Israelische Kampfdrohne in Berlin

Wichtigster Einzelaussteller ist jedoch die Bundeswehr - die deutschen Streitkräfte sind auf der ILA mit einer eigenen kleinen Luftflotte vertreten. Als Großabnehmer der europäischen Rüstungsbranche führt die Truppe auf der Messe ein stattliches Kontingent an Kampf- und Rettungshubschraubern, Transportflugzeugen und Abfangjägern vor. Insgesamt werden in Schönefeld mehr als 200 verschiedene Fluggeräte erwartet - vom historischen "Fieseler Storch" über jenen Aufklärer P-38 "Lightning", den der Schriftsteller Antoine de Saint-Exupéry flog, bis hin zum Eurofighter oder friedlicheren Exemplaren wie etwa dem Pseudo-Satelliten "Zephyr", einer Solardrohne mit 25 Metern Spannweite.

Ab Mittwoch können sich Fachbesucher in den Ausstellungshallen der ILA über den neuesten Stand auf dem Gebiet der Drohnen-Logistik, der digitalisierten Airline-Planung, neuer Fertigungstechniken im Flugzeugbau und der europäischen Raumfahrt informieren.

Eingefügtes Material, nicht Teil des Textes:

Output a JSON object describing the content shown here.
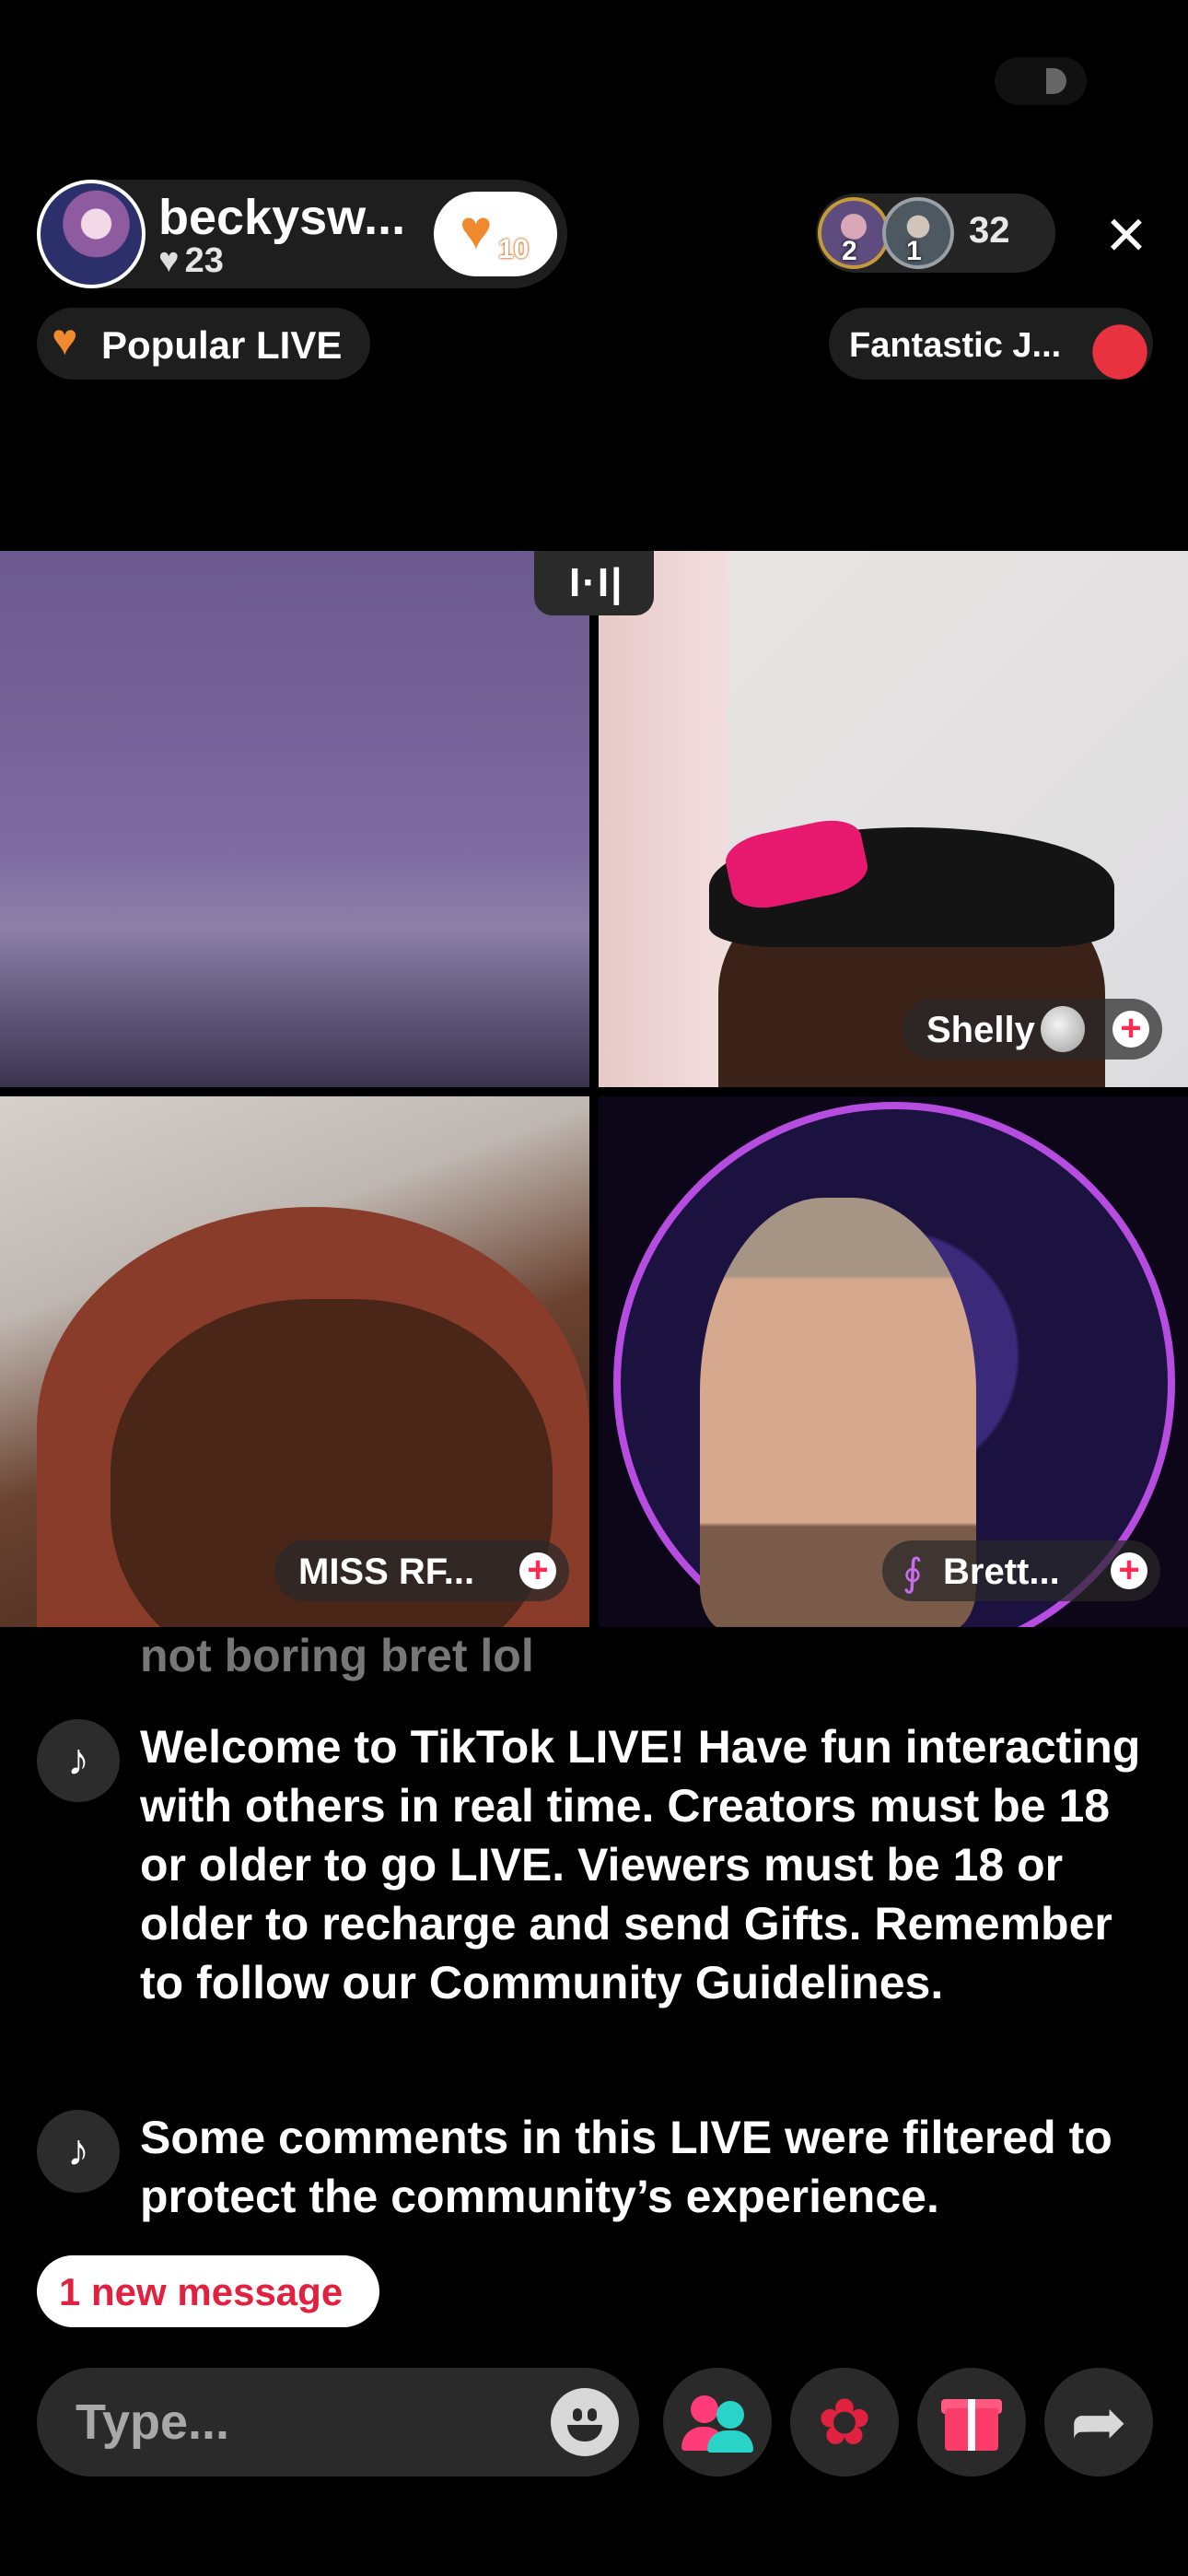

Für die Öffentlichkeit ist die ILA ab Freitag geöffnet. Bis Sonntag erwarten die Veranstalter - die Berliner Messe und der Bundesverband der deutschen Luft- und Raumfahrtindustrie BDLI - mehr als 150.000 Besucher. Partnerland ist in diesem Jahr Frankreich. Ein ausführliches Flugprogramm umfasst Kunstflugvorführungen und eine Luftparade der Bundeswehr.

Viel Gedrängel dürfte es während der Messe jedoch vor allem im Ausstellungsbereich der Drohnen geben: Auf der ILA wird nämlich eines der derzeit umstrittensten Rüstungsprojekte der Bundeswehr zu sehen sein. Der israelische Hersteller IAI präsentiert in Schönefeld die Turboprop-Kampfdrohne "Heron TP", die das Bundesverteidigungsministerium für gut eine Milliarde Euro beschaffen will. Nebenan zeigt Airbus erstmals überhaupt einen Prototyp der neuen europäischen Überwachungsdrohne "Euro MALE".